DRUG COMPANIES UNFAIRLY SCAPEGOATED
October 4, 2004
A new book by Marcia Angell, former editor of the New England Journal of Medicine, criticizes the pharmaceutical industry for being uncaring, profit-hungry and manipulative. Her point of view, however, is contradictory and supports policies that will stifle the creation of new, life-saving drugs, says Elizabeth Whelan, president of the American Council on Science and Health.
Rather than scapegoat drug companies, we should commend them, says Whelan. She points out:
- New drug prices are high because pharmaceutical companies assume the cost of research and development.
- Price controls would stifle economic incentives for innovation; in countries with price controls, such as Canada, no new drugs are put on the market.
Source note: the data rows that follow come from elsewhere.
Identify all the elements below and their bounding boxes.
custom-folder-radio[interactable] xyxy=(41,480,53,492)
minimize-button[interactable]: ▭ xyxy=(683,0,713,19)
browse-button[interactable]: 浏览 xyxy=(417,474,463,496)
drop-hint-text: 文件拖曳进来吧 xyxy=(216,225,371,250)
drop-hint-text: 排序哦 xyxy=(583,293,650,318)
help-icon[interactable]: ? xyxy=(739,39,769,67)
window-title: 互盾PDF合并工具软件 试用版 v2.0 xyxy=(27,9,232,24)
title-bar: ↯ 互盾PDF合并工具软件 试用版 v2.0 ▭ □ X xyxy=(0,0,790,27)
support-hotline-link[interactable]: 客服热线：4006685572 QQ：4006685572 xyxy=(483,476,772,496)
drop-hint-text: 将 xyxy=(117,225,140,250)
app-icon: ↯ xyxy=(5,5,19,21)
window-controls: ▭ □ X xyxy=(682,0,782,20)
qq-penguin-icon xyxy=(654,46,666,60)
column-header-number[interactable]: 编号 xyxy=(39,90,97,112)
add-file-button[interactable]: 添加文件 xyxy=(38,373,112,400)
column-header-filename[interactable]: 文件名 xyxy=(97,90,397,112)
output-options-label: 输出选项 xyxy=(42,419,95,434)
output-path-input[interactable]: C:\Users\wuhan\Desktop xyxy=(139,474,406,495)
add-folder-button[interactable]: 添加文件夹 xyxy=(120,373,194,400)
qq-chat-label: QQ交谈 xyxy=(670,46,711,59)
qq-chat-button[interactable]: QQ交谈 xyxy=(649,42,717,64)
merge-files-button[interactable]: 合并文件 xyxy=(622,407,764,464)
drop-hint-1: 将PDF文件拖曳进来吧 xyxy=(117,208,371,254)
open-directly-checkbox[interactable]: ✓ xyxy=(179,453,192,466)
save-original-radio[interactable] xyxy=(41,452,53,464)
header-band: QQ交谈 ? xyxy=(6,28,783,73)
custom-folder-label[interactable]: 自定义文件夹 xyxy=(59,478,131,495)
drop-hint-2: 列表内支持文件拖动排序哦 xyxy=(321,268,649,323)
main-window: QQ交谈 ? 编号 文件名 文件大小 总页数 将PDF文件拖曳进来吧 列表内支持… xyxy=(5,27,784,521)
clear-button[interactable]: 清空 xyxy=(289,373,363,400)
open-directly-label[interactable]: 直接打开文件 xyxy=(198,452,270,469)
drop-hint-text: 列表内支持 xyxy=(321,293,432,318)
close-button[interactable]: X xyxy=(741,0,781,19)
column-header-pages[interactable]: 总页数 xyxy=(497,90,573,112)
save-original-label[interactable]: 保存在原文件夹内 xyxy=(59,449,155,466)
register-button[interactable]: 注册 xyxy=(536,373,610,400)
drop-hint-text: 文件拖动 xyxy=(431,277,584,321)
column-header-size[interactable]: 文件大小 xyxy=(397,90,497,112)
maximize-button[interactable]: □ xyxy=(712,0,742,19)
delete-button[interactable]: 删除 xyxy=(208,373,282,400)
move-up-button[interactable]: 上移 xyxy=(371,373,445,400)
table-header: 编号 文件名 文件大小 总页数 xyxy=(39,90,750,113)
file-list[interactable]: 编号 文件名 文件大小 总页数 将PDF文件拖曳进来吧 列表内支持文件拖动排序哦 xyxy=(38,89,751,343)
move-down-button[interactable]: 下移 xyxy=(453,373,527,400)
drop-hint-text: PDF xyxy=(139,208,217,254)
- Over 10 years, 300 new drugs have been approved by the Food & Drug Administration -- including those to help treat depression, AIDS and Alzheimer's.
Whelan notes that drugs are no different from other necessary consumer products such as food and housing. Many older Americans, she says, spend $10,000 - $20,000 or more for nonessential items such as vacations, golf and dining out, so spending $5,000 a year for drugs to keep a person alive is not unreasonable.
Moreover, she says Angell's argument for importing drugs from Canada because they hold no health risk is dangerous. Only recently, she points out, the FDA warned of the possibility of terror plots involving imported contaminated pharmaceuticals.
Additionally, Whelan points out that the national price controls Angell supports would stifle incentives for drug companies to develop new treatments.
Source: Elizabeth M. Whelan, "Drug Companies Under Attack," Washington Times, September 21, 2004, Marcia Angell, "The Truth About Drug Companies: How They Deceive Us and What to Do About It," Random House, August 24, 2004.